Take care to review the course’s policy on academic honesty in its entirety. Note particularly, but not only, that

  • looking at another individual’s work during the test is not reasonable and
  • turning to humans (besides the course’s heads) for help or receiving help from humans (besides the course’s heads) during the test is not reasonable.

Unless otherwise noted, you may call any functions we’ve encountered this term in code that you write. You needn’t comment code that you write, but comments may help in cases of partial credit. If having difficulty with code, you may resort to pseudocode for potential partial credit.

Among the test’s aims is to assess your newfound comfort with the course’s material and your ability to apply the course’s lessons to familiar and unfamiliar problems. And most problems aspire to teach something new.

You may resubmit as many times as you would like before the test’s deadline. Late submissions incur penalties per the course’s syllabus.

What To Do

  1. In CS50 IDE, execute

     wget https://cdn.cs50.net/2020/fall/test/test.zip
    

    followed by

     unzip test.zip
    

    to download the distribution code for the test.

  2. Open the test’s response document in Google Docs.

  3. Make a copy of the response document in your own Google account by choosing File > Make a Copy.

  4. Answer all of the questions below, in any order, by writing your answers in the response document, replacing each TODO with an answer. Some questions will instead ask you to complete a TODO in one of the files in your test directory within CS50 IDE.

CHANGELOG

Reload this page (and each problem’s page) throughout the week to see any clarifications to the test.
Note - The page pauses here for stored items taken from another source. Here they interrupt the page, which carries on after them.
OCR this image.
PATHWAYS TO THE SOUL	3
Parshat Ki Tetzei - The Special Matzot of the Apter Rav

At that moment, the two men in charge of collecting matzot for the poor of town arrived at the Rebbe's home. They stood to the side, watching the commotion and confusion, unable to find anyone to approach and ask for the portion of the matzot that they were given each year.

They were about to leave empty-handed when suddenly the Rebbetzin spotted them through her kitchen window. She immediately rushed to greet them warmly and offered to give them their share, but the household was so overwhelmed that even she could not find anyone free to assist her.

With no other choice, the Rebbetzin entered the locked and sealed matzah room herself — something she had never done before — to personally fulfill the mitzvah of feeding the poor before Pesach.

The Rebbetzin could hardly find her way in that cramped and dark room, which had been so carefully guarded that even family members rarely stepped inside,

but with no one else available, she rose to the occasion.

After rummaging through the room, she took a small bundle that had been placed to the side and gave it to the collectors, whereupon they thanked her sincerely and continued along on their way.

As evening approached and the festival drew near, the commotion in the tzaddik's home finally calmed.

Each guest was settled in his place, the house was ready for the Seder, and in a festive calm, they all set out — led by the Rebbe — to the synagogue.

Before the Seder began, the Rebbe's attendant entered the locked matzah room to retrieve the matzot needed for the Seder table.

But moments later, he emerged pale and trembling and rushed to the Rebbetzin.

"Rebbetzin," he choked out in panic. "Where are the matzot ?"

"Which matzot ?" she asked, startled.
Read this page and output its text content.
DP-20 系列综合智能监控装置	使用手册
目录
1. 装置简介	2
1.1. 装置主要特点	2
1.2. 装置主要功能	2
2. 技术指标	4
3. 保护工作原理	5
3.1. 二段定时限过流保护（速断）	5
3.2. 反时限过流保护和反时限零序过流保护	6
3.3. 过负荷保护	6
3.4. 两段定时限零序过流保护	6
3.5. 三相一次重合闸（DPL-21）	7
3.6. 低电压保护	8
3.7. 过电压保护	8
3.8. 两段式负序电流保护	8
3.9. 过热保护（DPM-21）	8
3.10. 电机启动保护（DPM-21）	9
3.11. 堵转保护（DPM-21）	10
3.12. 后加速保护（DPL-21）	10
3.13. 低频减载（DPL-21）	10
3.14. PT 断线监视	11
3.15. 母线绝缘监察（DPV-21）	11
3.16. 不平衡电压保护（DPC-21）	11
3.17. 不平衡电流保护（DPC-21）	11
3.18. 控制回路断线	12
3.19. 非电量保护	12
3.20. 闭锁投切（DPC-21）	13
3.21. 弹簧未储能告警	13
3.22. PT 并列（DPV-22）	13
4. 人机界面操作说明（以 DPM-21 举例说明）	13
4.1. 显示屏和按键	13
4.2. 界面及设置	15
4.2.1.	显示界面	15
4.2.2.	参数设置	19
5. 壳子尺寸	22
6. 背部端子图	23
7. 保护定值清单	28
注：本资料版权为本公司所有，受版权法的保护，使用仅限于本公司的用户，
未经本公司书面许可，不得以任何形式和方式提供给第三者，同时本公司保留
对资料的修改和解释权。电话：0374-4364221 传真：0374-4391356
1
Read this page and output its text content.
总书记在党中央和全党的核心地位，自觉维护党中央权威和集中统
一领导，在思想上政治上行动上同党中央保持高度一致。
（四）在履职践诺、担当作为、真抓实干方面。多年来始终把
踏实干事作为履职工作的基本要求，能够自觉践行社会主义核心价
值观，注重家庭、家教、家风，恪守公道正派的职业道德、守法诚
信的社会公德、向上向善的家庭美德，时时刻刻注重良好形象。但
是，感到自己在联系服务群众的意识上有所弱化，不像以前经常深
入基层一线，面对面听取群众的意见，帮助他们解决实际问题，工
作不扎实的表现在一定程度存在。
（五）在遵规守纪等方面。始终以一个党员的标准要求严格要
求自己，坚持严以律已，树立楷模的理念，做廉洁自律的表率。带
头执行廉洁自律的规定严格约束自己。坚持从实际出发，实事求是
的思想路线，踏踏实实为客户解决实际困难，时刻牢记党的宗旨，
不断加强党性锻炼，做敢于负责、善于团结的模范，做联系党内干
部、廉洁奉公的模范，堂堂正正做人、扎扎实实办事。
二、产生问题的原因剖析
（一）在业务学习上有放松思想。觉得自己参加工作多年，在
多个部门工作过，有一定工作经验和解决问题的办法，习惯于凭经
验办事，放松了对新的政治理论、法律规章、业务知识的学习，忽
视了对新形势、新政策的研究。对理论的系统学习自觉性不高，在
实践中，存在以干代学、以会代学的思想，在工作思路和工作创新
In Flaskless, clarified that directory is called flaskless, not server.
In Getting Input, clarified that get_string can be compiled with clang but not make.
In Happy Cats, corrected title of meow.html to be meow instead of count.
Changed double quotes to single quotes in sample return values for parse in Flaskless for consistency with Python’s print function. This change is purely aesthetic; parse should still return a list whose first element is a str and whose second element is a dict.
Clarified in Baby Shark Dance that node*a in sharks/integers.c should be node *a.
Clarified in Finsta that group messages don’t need to be unsendable.
Clarified in Baby Shark Dance that the sum of an integer’s digits will fit in an int.
In Programming in B, clarified that strings (e.g., "meow") should be quoted as in C.
In Baby Shark Dance, clarified that node is of type struct node *, not struct integer *.
In Baby Shark Dance, clarified that digit is 0 through 9.

How to Submit

  1. Download a ZIP file of your test folder (which should contain folders for finsta, flaskless, and shark) by control-clicking on your test folder in CS50 IDE’s file browser and choosing Download.
  2. Go to CS50’s Gradescope page.
  3. Click Test: Code Files.
  4. Drag and drop your test.zip file to the area that says “Drag & Drop”.
  5. Click “Upload”.
  6. You should see a message that says “Test: Code Files submitted successfully!”
  7. Download your completed test response document from Google Docs as a PDF by choosing File → Download → PDF Document, and save it to your computer.
  8. Go to CS50’s Gradescope page.
  9. Click Test: Response Document.
  10. Click Submit PDF.
  11. Click Select PDF and choose your test file.
  12. Click Upload PDF.
  13. For each question in the Question Outline at left, click on the question and then click on the page (or pages) on which your response to that question is located.
  14. Click Submit.
  15. You should see a message that says “Test: Response Document submitted successfully!”